Classification and Diagnostics
There are no guidelines for the diagnosis and treatment of the overall rare mediastinal tumors. The classification of thymomas is based on the repeatedly revised WHO classification and the Masaoka-Koga classification, which is commonly used in clinical practice and evaluates based on infiltration and capsular invasion. In the WHO classification, types are categorized by histology from Type A (most benign behavior) to Type C (most aggressive behavior).
Masaoka-Koga Classification
Stage I | The tumor is still confined to the thymus gland and the thymic capsule—it has not yet penetrated them. |
Stage IIa | The tumor has only slightly penetrated the capsule. |
Stage IIb | The tumor has left the thymus gland and spread to surrounding fatty tissue up to the pleura. It is adherent to the pleura or pericardium. |
Stage III | The tumor has invaded neighboring organs, such as the pericardium, lungs, large vessels, or certain nerves. |
Stage IVa | The tumor has spread in the heart or lung pleura. |
Stage IVb | Cancer cells have spread through the bloodstream and lymphatic pathways to other organs—distant metastases form. |
For the diagnosis of mediastinal tumors, in addition to thoracic computed tomography, magnetic resonance imaging is a valuable supplement, especially in advanced cases, to improve the assessment of operability. The extent to which a nuclear medicine examination using DOTATOC-PET/CT should be performed for each patient is still under discussion.
Therapy
The gold standard of therapy for surgically completely resectable thymomas is surgery and R0 resection as the most important prognostic factor. In initially inoperable patients, resectability and thus a good prognosis can be achieved through neoadjuvant therapy after appropriate case discussion in tumor boards. (1, 2) A radical lymph node dissection only contributes to improved survival in thymic carcinomas.

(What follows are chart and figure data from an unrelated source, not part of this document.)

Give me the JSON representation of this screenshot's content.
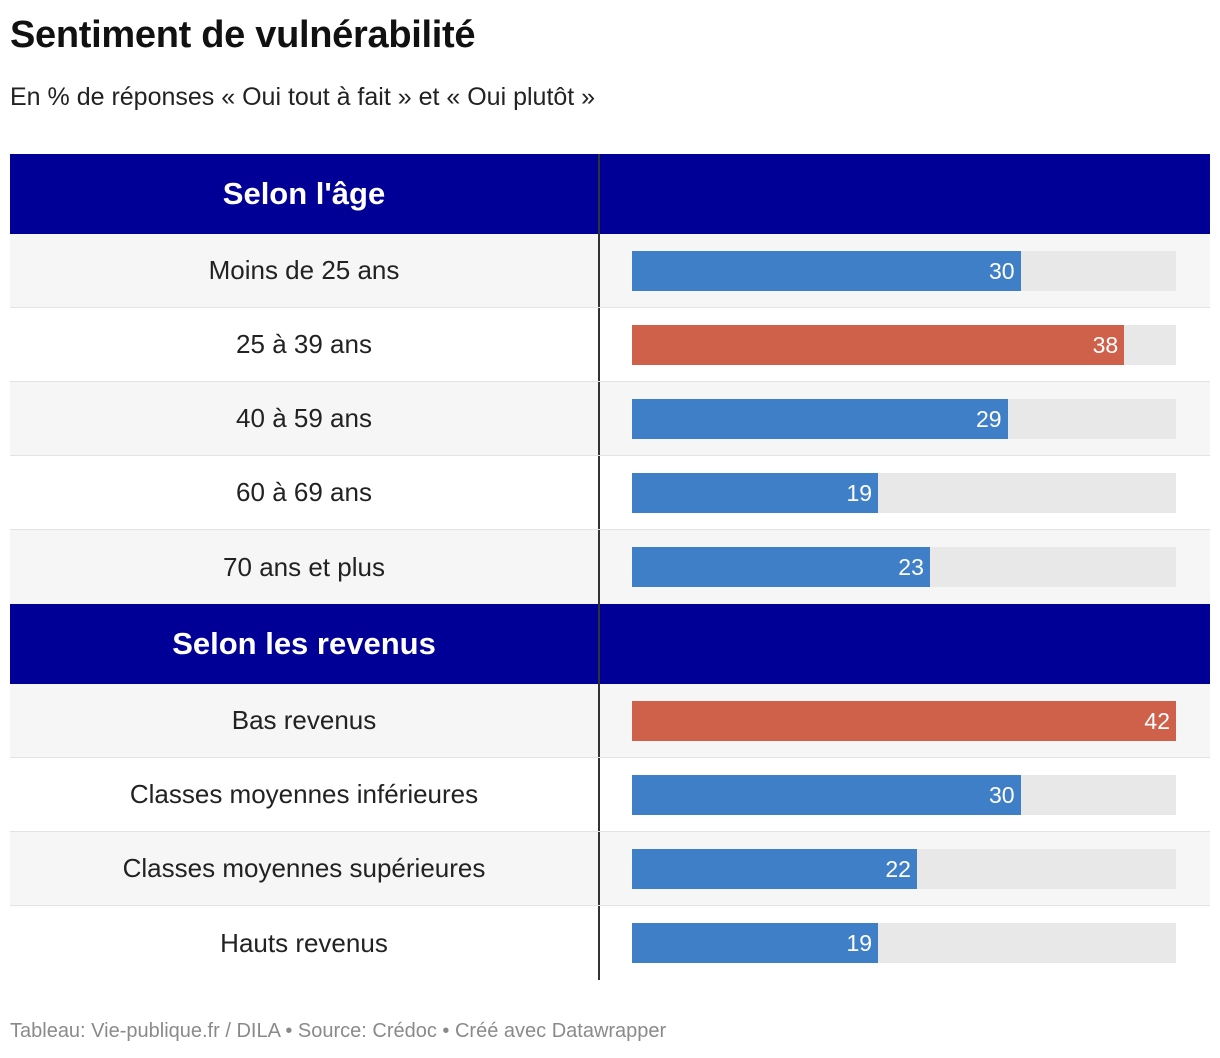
{
  "title": "Sentiment de vulnérabilité",
  "subtitle": "En % de réponses « Oui tout à fait » et « Oui plutôt »",
  "footer": "Tableau: Vie-publique.fr / DILA • Source: Crédoc • Créé avec Datawrapper",
  "colors": {
    "header_bg": "#000096",
    "bar_default": "#3f7fc8",
    "bar_highlight": "#cf604a",
    "bar_track": "#e8e8e8"
  },
  "chart_data": {
    "type": "table",
    "scale_max": 42,
    "groups": [
      {
        "name": "Selon l'âge",
        "rows": [
          {
            "label": "Moins de 25 ans",
            "value": 30,
            "highlight": false
          },
          {
            "label": "25 à 39 ans",
            "value": 38,
            "highlight": true
          },
          {
            "label": "40 à 59 ans",
            "value": 29,
            "highlight": false
          },
          {
            "label": "60 à 69 ans",
            "value": 19,
            "highlight": false
          },
          {
            "label": "70 ans et plus",
            "value": 23,
            "highlight": false
          }
        ]
      },
      {
        "name": "Selon les revenus",
        "rows": [
          {
            "label": "Bas revenus",
            "value": 42,
            "highlight": true
          },
          {
            "label": "Classes moyennes inférieures",
            "value": 30,
            "highlight": false
          },
          {
            "label": "Classes moyennes supérieures",
            "value": 22,
            "highlight": false
          },
          {
            "label": "Hauts revenus",
            "value": 19,
            "highlight": false
          }
        ]
      }
    ]
  }
}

For a long time, sternotomy was recommended as the standard approach for reasons of surgical radicality. (3) Initially, minimally invasive surgery was only performed on very small thymomas under 4cm. However, through growing experience in video-assisted surgery and the possibilities of robotic surgery, oncological equivalence for thymomas in Stage I and II has been demonstrated in some studies. (4, 5)
Prognosis
Statistically, thymomas have a relatively high local recurrence rate of up to 10% after surgical removal, which is why adequate and close follow-up is recommended. While the 5-year survival rate for thymomas of Type A (according to WHO) is 100% and Type B (according to WHO) is 93%, it drops to 23% for thymic carcinomas of Type C (according to WHO).